33. The method (1000) of any of claims 1 to 32, wherein the first weight factor is determined based on an NN block size or an NN block size threshold.

34. The method (1000) of any of claims 1 to 33, wherein a second-NNLF-output is produced using i) the first NNLF (404) based on the NN block (504; 700) or ii) a second NNLF based on the NN block (504; 700), and the weighting information further specifies one or more weight factors specifying a weighting between the first-NNLF-output and the second-NNLF-output.

35. The method (1000) of any of claims 1 to 34, wherein a second-NNLF-output is produced using the first NNLF (404) based on the NN block (504; 700), and a third-NNLF-output is produced using i) the first NNLF (404) based on the NN block (504; 700) or ii) a second NNLF based on the NN block (504; 700), and the method further comprises: producing the first-NNLF-output by blending the second-NNLF-output with the third- NNLF-output; and producing blended output by blending the first -NNLF-output with the non-first-NNLF- output using the first weight factor.

36. The method (1000) of any of claims 1 to 35, wherein the weighting information further comprises an indicator indicating whether or not to do a weighting between the first- NNLF-output and the non-first-NNLF -output.

37. The method (1000) of claim 36, wherein the indicator has a scope, and the scope of the indicator is an NN block, a CU, a CTU, a tile, a slice, a subpicture, a picture, a group of pictures, or a video sequence.

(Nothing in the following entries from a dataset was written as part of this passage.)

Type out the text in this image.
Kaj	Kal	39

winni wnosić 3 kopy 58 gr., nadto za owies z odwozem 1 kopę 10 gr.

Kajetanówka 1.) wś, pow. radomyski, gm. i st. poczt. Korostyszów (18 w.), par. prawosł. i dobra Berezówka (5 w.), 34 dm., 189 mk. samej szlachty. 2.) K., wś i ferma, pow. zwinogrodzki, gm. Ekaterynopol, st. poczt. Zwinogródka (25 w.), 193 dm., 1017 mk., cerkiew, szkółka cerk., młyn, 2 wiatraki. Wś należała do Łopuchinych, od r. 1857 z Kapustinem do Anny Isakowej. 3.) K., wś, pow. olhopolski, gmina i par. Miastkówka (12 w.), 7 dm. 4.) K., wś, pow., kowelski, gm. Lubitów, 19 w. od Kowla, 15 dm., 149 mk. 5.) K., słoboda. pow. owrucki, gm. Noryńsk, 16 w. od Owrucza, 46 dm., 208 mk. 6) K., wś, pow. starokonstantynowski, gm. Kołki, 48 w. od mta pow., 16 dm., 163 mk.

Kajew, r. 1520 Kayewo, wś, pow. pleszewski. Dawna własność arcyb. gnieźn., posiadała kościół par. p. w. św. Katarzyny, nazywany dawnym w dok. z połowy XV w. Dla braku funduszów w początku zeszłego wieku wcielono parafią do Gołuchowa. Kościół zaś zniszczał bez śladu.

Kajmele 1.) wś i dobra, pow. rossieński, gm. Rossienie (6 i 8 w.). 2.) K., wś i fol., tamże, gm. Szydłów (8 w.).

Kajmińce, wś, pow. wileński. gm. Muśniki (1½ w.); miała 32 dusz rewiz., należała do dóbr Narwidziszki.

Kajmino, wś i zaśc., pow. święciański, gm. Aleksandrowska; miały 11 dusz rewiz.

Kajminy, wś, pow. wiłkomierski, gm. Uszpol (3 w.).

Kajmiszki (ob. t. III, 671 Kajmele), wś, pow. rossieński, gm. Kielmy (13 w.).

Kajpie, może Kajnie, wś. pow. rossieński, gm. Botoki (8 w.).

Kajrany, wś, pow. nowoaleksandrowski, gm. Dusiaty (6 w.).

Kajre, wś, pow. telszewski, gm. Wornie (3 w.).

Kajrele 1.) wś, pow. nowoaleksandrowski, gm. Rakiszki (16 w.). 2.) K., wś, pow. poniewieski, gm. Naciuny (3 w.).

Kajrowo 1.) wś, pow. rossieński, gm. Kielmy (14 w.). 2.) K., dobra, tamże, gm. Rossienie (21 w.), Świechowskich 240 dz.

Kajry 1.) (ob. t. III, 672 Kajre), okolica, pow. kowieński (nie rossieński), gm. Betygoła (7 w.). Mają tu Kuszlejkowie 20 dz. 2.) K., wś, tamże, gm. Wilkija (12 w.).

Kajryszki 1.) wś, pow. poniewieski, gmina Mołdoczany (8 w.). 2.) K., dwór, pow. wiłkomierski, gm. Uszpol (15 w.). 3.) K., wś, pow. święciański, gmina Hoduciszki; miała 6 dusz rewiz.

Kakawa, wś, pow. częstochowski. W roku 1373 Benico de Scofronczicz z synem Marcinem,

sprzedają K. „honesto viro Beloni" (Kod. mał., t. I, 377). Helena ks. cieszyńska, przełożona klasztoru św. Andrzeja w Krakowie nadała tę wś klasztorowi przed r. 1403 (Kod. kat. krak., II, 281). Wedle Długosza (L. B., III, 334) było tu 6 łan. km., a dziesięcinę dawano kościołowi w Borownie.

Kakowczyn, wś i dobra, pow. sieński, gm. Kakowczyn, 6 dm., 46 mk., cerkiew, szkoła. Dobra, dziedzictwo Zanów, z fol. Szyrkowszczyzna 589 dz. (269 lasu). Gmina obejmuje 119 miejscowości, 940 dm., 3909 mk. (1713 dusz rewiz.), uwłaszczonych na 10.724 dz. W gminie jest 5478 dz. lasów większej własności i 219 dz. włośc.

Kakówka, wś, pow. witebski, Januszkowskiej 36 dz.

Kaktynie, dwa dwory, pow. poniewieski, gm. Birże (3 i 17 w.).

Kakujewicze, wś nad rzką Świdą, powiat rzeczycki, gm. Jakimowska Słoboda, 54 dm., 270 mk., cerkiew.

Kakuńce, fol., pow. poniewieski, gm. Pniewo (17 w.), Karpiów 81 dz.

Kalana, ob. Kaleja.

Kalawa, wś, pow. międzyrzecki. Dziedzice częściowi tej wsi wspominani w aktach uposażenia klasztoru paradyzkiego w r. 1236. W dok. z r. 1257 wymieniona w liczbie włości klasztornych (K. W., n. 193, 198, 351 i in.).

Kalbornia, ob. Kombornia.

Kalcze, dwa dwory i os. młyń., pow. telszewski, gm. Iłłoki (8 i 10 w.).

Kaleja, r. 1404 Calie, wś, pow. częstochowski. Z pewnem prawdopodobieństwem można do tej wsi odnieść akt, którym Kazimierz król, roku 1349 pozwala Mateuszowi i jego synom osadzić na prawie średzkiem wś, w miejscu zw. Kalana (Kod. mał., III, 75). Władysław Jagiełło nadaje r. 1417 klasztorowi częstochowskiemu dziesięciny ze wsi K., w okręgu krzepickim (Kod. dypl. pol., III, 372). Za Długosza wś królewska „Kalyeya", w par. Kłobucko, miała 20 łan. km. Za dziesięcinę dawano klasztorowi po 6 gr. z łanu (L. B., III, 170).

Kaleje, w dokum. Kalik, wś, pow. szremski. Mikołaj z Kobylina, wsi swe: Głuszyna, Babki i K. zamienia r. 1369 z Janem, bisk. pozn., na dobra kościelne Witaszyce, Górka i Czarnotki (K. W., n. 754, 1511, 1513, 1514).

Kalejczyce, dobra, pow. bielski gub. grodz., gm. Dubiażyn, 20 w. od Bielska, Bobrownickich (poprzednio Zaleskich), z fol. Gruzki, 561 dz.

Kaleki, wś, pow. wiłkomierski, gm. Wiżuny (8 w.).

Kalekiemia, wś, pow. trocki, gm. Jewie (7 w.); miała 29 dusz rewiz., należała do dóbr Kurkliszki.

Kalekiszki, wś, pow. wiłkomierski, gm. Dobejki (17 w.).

38. A method (1100) for producing a video bitstream, the method comprising: obtaining (si 102) weighting information including at least a first weighting information component and a second weighting information component specifying one or more weight factors specifying a weighting between first-neural network loop filter, NNLF, -output and non- first-NNLF-output, wherein the one or more weight factors include at least a first weight factor, and the first-NNLF-output is output produced using a first NNLF (404), based on a neural network, NN, block (504; 700) of an input block (502) of a picture (600); and including (si 104) the weighting information in the video bitstream.

39. The method (1100) of claim 38, further comprising any one of claims 2 to 37.

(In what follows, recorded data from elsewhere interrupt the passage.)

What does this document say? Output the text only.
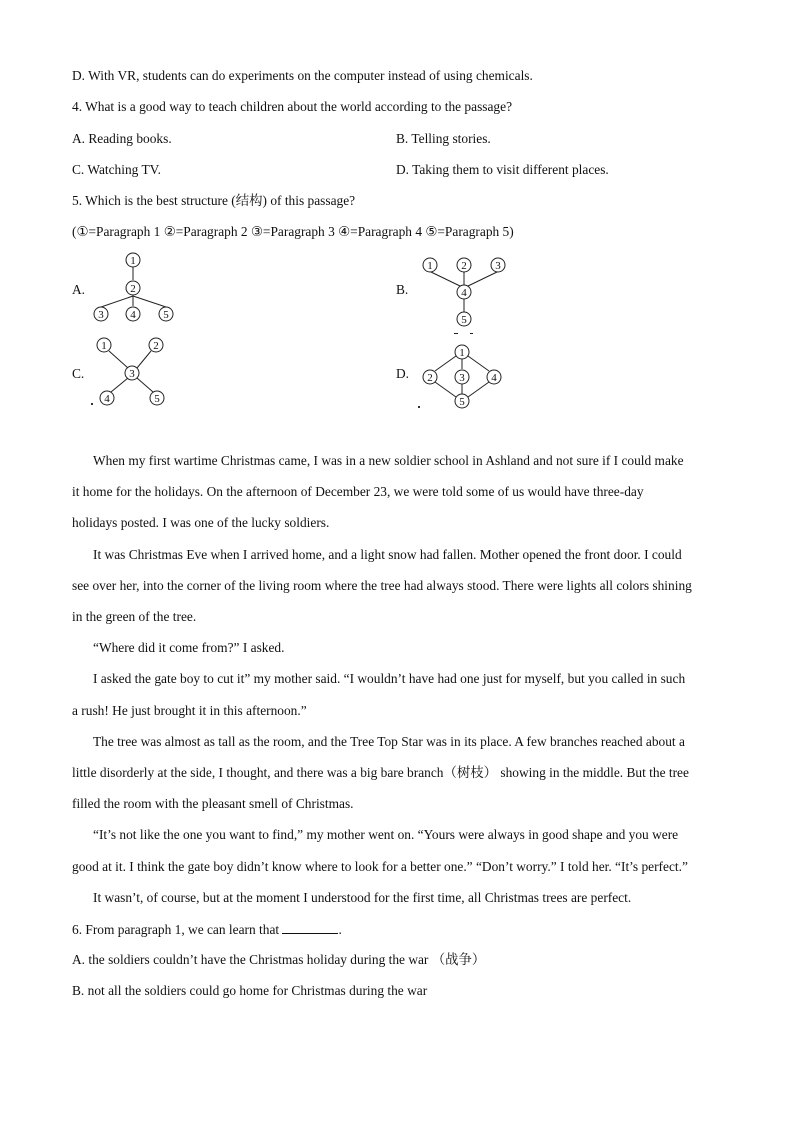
D. With VR, students can do experiments on the computer instead of using chemicals.
4. What is a good way to teach children about the world according to the passage?
A. Reading books.	B. Telling stories.
C. Watching TV.	D. Taking them to visit different places.
5. Which is the best structure (结构) of this passage?
(①=Paragraph 1 ②=Paragraph 2 ③=Paragraph 3 ④=Paragraph 4 ⑤=Paragraph 5)
A.	B.
C.	D.
1
2
3 4	5
1	2	3
4
5
1	2
3
4	5
1
2 3 4
5
When my first wartime Christmas came, I was in a new soldier school in Ashland and not sure if I could make
it home for the holidays. On the afternoon of December 23, we were told some of us would have three-day
holidays posted. I was one of the lucky soldiers.
It was Christmas Eve when I arrived home, and a light snow had fallen. Mother opened the front door. I could
see over her, into the corner of the living room where the tree had always stood. There were lights all colors shining
in the green of the tree.
“Where did it come from?” I asked.
I asked the gate boy to cut it” my mother said. “I wouldn’t have had one just for myself, but you called in such
a rush! He just brought it in this afternoon.”
The tree was almost as tall as the room, and the Tree Top Star was in its place. A few branches reached about a
little disorderly at the side, I thought, and there was a big bare branch（树枝） showing in the middle. But the tree
filled the room with the pleasant smell of Christmas.
“It’s not like the one you want to find,” my mother went on. “Yours were always in good shape and you were
good at it. I think the gate boy didn’t know where to look for a better one.” “Don’t worry.” I told her. “It’s perfect.”
It wasn’t, of course, but at the moment I understood for the first time, all Christmas trees are perfect.
6. From paragraph 1, we can learn that	.
A. the soldiers couldn’t have the Christmas holiday during the war （战争）
B. not all the soldiers could go home for Christmas during the war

40. A computer program (1243) comprising instructions (1244) which when executed by processing circuitry (1202) of an apparatus (1200) causes the apparatus to perform the method of any one of claims 1 to 39.

41. A carrier containing the computer program of claim 40, wherein the carrier is one of an electronic signal, an optical signal, a radio signal, and a computer readable storage medium (1242).

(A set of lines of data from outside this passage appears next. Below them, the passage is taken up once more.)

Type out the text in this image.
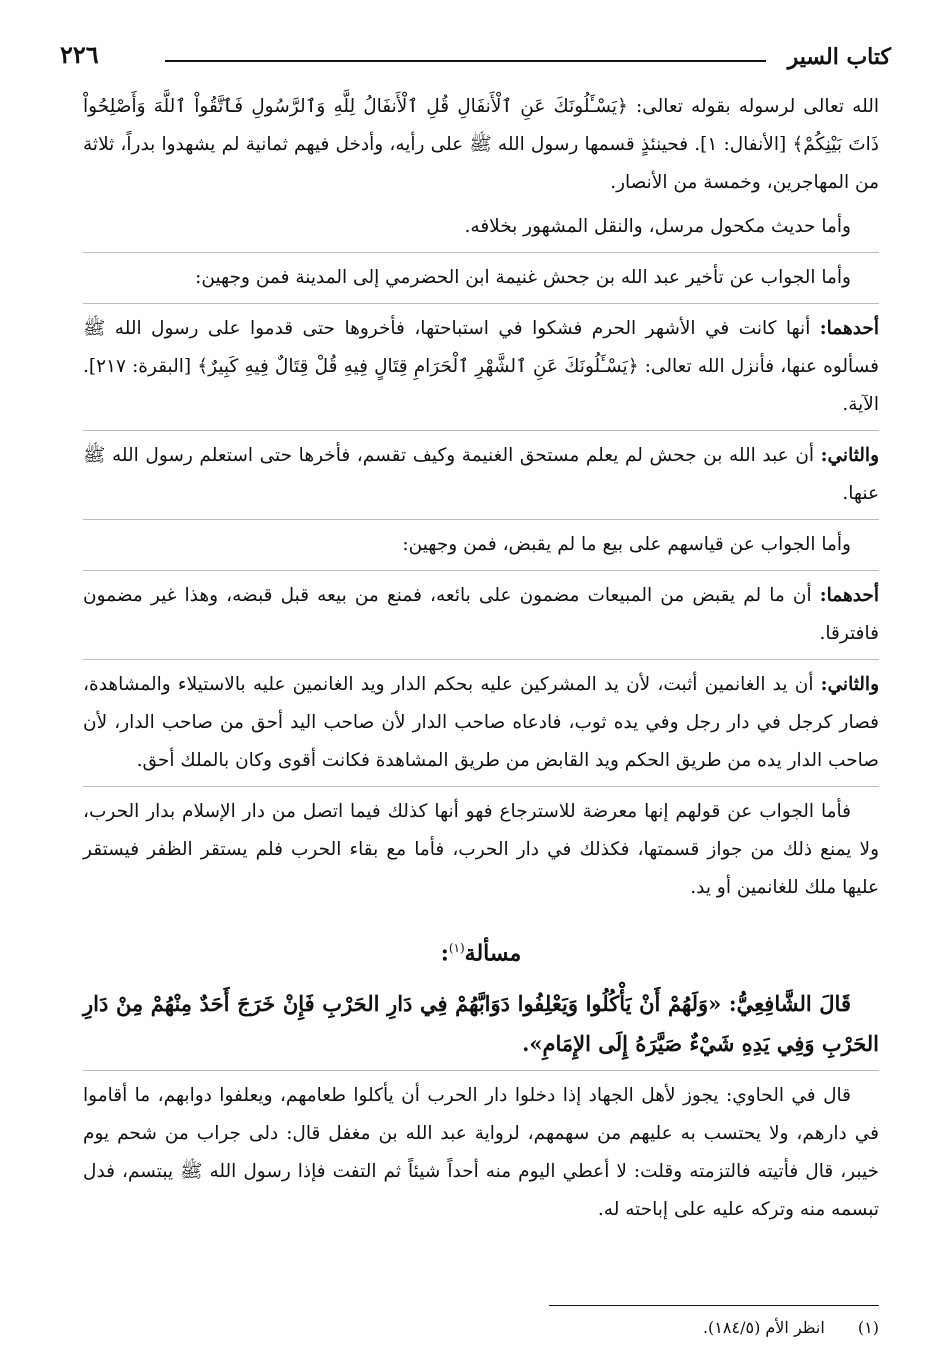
كتاب السير
٢٢٦

الله تعالى لرسوله بقوله تعالى: ﴿يَسْـَٔلُونَكَ عَنِ ٱلْأَنفَالِ قُلِ ٱلْأَنفَالُ لِلَّهِ وَٱلرَّسُولِ فَٱتَّقُواْ ٱللَّهَ وَأَصْلِحُواْ ذَاتَ بَيْنِكُمْ﴾ [الأنفال: ١]. فحينئذٍ قسمها رسول الله ﷺ على رأيه، وأدخل فيهم ثمانية لم يشهدوا بدراً، ثلاثة من المهاجرين، وخمسة من الأنصار.

وأما حديث مكحول مرسل، والنقل المشهور بخلافه.

وأما الجواب عن تأخير عبد الله بن جحش غنيمة ابن الحضرمي إلى المدينة فمن وجهين:

أحدهما: أنها كانت في الأشهر الحرم فشكوا في استباحتها، فأخروها حتى قدموا على رسول الله ﷺ فسألوه عنها، فأنزل الله تعالى: ﴿يَسْـَٔلُونَكَ عَنِ ٱلشَّهْرِ ٱلْحَرَامِ قِتَالٍ فِيهِ قُلْ قِتَالٌ فِيهِ كَبِيرٌ﴾ [البقرة: ٢١٧]. الآية.

والثاني: أن عبد الله بن جحش لم يعلم مستحق الغنيمة وكيف تقسم، فأخرها حتى استعلم رسول الله ﷺ عنها.

وأما الجواب عن قياسهم على بيع ما لم يقبض، فمن وجهين:

أحدهما: أن ما لم يقبض من المبيعات مضمون على بائعه، فمنع من بيعه قبل قبضه، وهذا غير مضمون فافترقا.

والثاني: أن يد الغانمين أثبت، لأن يد المشركين عليه بحكم الدار ويد الغانمين عليه بالاستيلاء والمشاهدة، فصار كرجل في دار رجل وفي يده ثوب، فادعاه صاحب الدار لأن صاحب اليد أحق من صاحب الدار، لأن صاحب الدار يده من طريق الحكم ويد القابض من طريق المشاهدة فكانت أقوى وكان بالملك أحق.

فأما الجواب عن قولهم إنها معرضة للاسترجاع فهو أنها كذلك فيما اتصل من دار الإسلام بدار الحرب، ولا يمنع ذلك من جواز قسمتها، فكذلك في دار الحرب، فأما مع بقاء الحرب فلم يستقر الظفر فيستقر عليها ملك للغانمين أو يد.

مسألة$^{(١)}$:

قَالَ الشَّافِعِيُّ: «وَلَهُمْ أَنْ يَأْكُلُوا وَيَعْلِفُوا دَوَابَّهُمْ فِي دَارِ الحَرْبِ فَإِنْ خَرَجَ أَحَدٌ مِنْهُمْ مِنْ دَارِ الحَرْبِ وَفِي يَدِهِ شَيْءٌ صَيَّرَهُ إِلَى الإِمَامِ».

قال في الحاوي: يجوز لأهل الجهاد إذا دخلوا دار الحرب أن يأكلوا طعامهم، ويعلفوا دوابهم، ما أقاموا في دارهم، ولا يحتسب به عليهم من سهمهم، لرواية عبد الله بن مغفل قال: دلى جراب من شحم يوم خيبر، قال فأتيته فالتزمته وقلت: لا أعطي اليوم منه أحداً شيئاً ثم التفت فإذا رسول الله ﷺ يبتسم، فدل تبسمه منه وتركه عليه على إباحته له.

(١) انظر الأم (١٨٤/٥).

42. A decoding apparatus (104; 1200) for decoding a picture (600) from a video bitstream, the decoding apparatus being configured to: obtain weighting information including at least a first weighting information component and a second weighting information component specifying one or more weight factors specifying a weighting between first-neural network loop filter, NNLF, -output and non-first-NNLF-output, wherein the one or more weight factors include at least a first weight factor, and the first-NNLF-output is produced using a first NNLF (404), based on an NN block (504; 700) of an input block (502) of the picture (600); and decode the picture (600) using the first and the second weighting information components.

43. The decoding apparatus (104; 1200) of claim 42, wherein the decoding apparatus is further configured to perform the method of any one of claims 2 to37.

44. An encoding apparatus (102; 1200) for producing a video bitstream, the encoding apparatus being configured to: obtain weighting information including at least a first weighting information component and a second weighting information component specifying one or more weight factors specifying a weighting between first-neural network loop filter, NNLF, -output and non-first-NNLF-output, wherein the one or more weight factors include at least a first weight factor, and the first-NNLF-output is output produced using a first NNLF (404), based on an NN block (504; 700) of an input block (502) of a picture (600); and include the weighting information in the bitstream.

45. The encoding apparatus (102; 1200) of claim 44, wherein the encoding apparatus is further configured to perform the method of any one of claims 2, 4 to 10, and 12 to 37.